我们就不再进行更多推导了。我们相信,对于角标 \(k\) 而言,也有相同的情况。我们方才仅仅对
\[\partial_\mathbb{A} \partial_\mathbb{B} E_\mathrm{MP2, c}
\leftarrow
\partial_\mathbb{B} W_{ij}^\mathrm{MP2} [\mathrm{I}] \cdot S_{ij}^\mathbb{A} + W_{ij}^\mathrm{MP2} [\mathrm{I}] \cdot \partial_\mathbb{B} S_{ij}^\mathbb{A}\]
的情况作了推导;而对于 W 矩阵在非占-占据、非占-非占的情况下,相信有着相同的结果。
5.5. 弛豫密度贡献项“旋转不变”性质
\[\partial_\mathbb{A} \partial_\mathbb{B} E_\mathrm{MP2, c}
\leftarrow \partial_\mathbb{B} D_{pq}^\mathrm{MP2, oo-vv} B_{pq}^\mathbb{A} + \mathtt{RHS}_{ai}^\mathbb{B} U_{ai}^\mathbb{A} + D_{pq}^\mathrm{MP2} \cdot \partial_\mathbb{B} B_{pq}^\mathbb{A}\]
我们可以将弛豫密度的贡献项分为占据-占据、非占-非占、非占-占据贡献项三种。
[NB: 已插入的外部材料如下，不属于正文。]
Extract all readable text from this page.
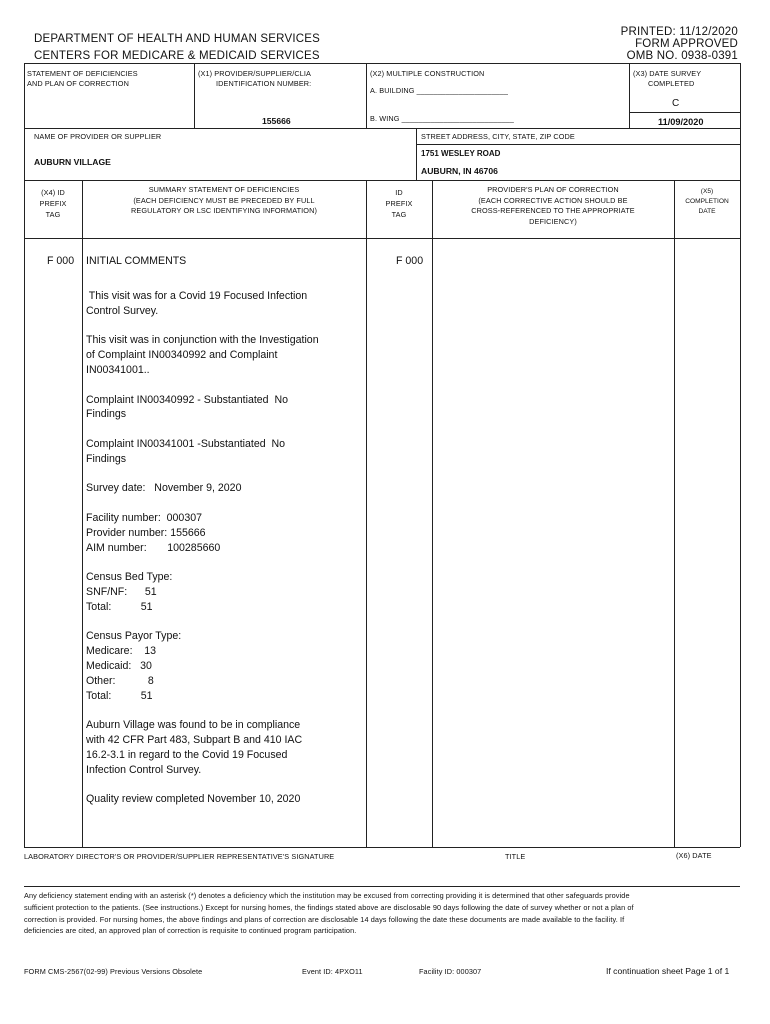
DEPARTMENT OF HEALTH AND HUMAN SERVICES
CENTERS FOR MEDICARE & MEDICAID SERVICES
PRINTED: 11/12/2020
FORM APPROVED
OMB NO. 0938-0391
STATEMENT OF DEFICIENCIES
AND PLAN OF CORRECTION
(X1) PROVIDER/SUPPLIER/CLIA
IDENTIFICATION NUMBER:
155666
(X2) MULTIPLE CONSTRUCTION
A. BUILDING ______________________
B. WING ___________________________
(X3) DATE SURVEY
COMPLETED
C
11/09/2020
NAME OF PROVIDER OR SUPPLIER
AUBURN VILLAGE
STREET ADDRESS, CITY, STATE, ZIP CODE
1751 WESLEY ROAD
AUBURN, IN 46706
(X4) ID
PREFIX
TAG
SUMMARY STATEMENT OF DEFICIENCIES
(EACH DEFICIENCY MUST BE PRECEDED BY FULL
REGULATORY OR LSC IDENTIFYING INFORMATION)
ID
PREFIX
TAG
PROVIDER'S PLAN OF CORRECTION
(EACH CORRECTIVE ACTION SHOULD BE
CROSS-REFERENCED TO THE APPROPRIATE
DEFICIENCY)
(X5)
COMPLETION
DATE
F 000 INITIAL COMMENTS	F 000
This visit was for a Covid 19 Focused Infection
Control Survey.
This visit was in conjunction with the Investigation
of Complaint IN00340992 and Complaint
IN00341001..
Complaint IN00340992 - Substantiated  No
Findings
Complaint IN00341001 -Substantiated  No
Findings
Survey date:   November 9, 2020
Facility number:  000307
Provider number: 155666
AIM number:       100285660
Census Bed Type:
SNF/NF:      51
Total:          51
Census Payor Type:
Medicare:    13
Medicaid:   30
Other:           8
Total:          51
Auburn Village was found to be in compliance
with 42 CFR Part 483, Subpart B and 410 IAC
16.2-3.1 in regard to the Covid 19 Focused
Infection Control Survey.
Quality review completed November 10, 2020
LABORATORY DIRECTOR'S OR PROVIDER/SUPPLIER REPRESENTATIVE'S SIGNATURE	TITLE	(X6) DATE
Any deficiency statement ending with an asterisk (*) denotes a deficiency which the institution may be excused from correcting providing it is determined that other safeguards provide sufficient protection to the patients. (See instructions.) Except for nursing homes, the findings stated above are disclosable 90 days following the date of survey whether or not a plan of correction is provided. For nursing homes, the above findings and plans of correction are disclosable 14 days following the date these documents are made available to the facility. If deficiencies are cited, an approved plan of correction is requisite to continued program participation.
FORM CMS-2567(02-99) Previous Versions Obsolete	Event ID: 4PXO11	Facility ID: 000307	If continuation sheet Page 1 of 1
下面我们只对占据-占据提供讨论的思路;详细的讨论确实过于繁杂,这里就不再详述了。
\[\partial_\mathbb{A} \partial_\mathbb{B} E_\mathrm{MP2, c}
\leftarrow \partial_\mathbb{B} D_{ij}^\mathrm{MP2} B_{ij}^\mathbb{A} + D_{ij}^\mathrm{MP2} \cdot \partial_\mathbb{B} B_{ij}^\mathbb{A}\]
我们首先,判断轨道旋转与未旋转的情况下,对相关能二阶梯度的贡献是否相等:
[33]:
np.allclose(
# D_r * B, rotation
+ np.einsum("Bij, Aij -> AB", hessh.pdB_D_r_oovv[:, so, so], B_1[:, so, so])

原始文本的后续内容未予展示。